Hipster kings FC St. Pauli don’t mess about. The second division German side scored seconds after their opposition's kick off in a friendly.
What a goal
Plenty of other teams have attempted, and scored long shots from their own kick off, but few have scored so quickly - just five seconds - and from their opponent's kick off. Playing against Swiss second division side FC Winterthur in a friendly during the winter break, on-loan midfielder Julian Koch opportunistically took a chance to get on the score sheet.
Luckily the officials didn’t notice Koch encroach in the centre circle before pressurising the Swiss side. Spotting the 'keeper of his line with a cheeky glance the on loan player took a pot shot to lob the ball into the back of the net.
The Counter-Culture Club
St. Pauli are based in the German port city of Hamburg. Found close to the infamous red light quarter of Reeperbahn, the skull and crossbones of the second division side has come to define the Hamburg district.

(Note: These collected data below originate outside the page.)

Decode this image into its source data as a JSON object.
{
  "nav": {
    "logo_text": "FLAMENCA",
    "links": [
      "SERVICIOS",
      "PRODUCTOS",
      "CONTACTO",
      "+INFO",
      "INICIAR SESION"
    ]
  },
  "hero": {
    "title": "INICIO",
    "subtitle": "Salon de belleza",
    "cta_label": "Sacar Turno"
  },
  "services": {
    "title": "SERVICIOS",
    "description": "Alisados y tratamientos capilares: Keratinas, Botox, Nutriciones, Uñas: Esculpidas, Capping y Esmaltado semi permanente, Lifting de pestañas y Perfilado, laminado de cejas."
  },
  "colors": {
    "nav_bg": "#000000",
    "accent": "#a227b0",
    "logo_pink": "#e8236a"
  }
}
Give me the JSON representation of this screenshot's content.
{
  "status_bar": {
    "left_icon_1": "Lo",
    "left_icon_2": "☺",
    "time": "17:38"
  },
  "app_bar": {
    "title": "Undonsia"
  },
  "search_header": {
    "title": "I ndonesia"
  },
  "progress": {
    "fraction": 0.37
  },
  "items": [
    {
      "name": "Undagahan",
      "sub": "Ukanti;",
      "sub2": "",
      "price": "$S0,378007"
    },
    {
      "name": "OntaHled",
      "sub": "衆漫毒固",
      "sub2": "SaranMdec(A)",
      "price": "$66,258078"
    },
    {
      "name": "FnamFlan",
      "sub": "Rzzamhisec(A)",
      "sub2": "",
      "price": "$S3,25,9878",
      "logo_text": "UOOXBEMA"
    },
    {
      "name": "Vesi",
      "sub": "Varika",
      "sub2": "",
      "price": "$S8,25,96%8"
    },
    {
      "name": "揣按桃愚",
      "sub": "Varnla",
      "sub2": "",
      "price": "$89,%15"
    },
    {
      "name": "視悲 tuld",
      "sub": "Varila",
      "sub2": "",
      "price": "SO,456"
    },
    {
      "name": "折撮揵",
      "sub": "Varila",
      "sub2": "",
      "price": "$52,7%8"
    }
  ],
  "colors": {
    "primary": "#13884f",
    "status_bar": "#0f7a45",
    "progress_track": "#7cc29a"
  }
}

Living in the shadow of the city's bigger club - HSV - the club hasn't had a revival as much as a renaissance in the last 20 years. Considered the most left wing club in the world, St. Pauli has become a shelter for counter cultural movements over the years.
Adopting the pirates skull and crossbones as a joke, it has come to symbolically represent the areas working class history. Giving shelter to anarchists, punks and prostitutes since the '80s the fans remain stoically anti-commercial. The club has agreed with fans that the naming rights cannot be sold.
It has fought for progressive issues, such as ant-racism campaigns and anti-homophobia at a time when European football was rife with hooliganism.
This identity and heritage as a progressive and counter cultural community has given the club a cult following across world football. The rebel spirit remains with club, and for many fans and admirers the club and its principles that fly in the face of modern football has become a way of life.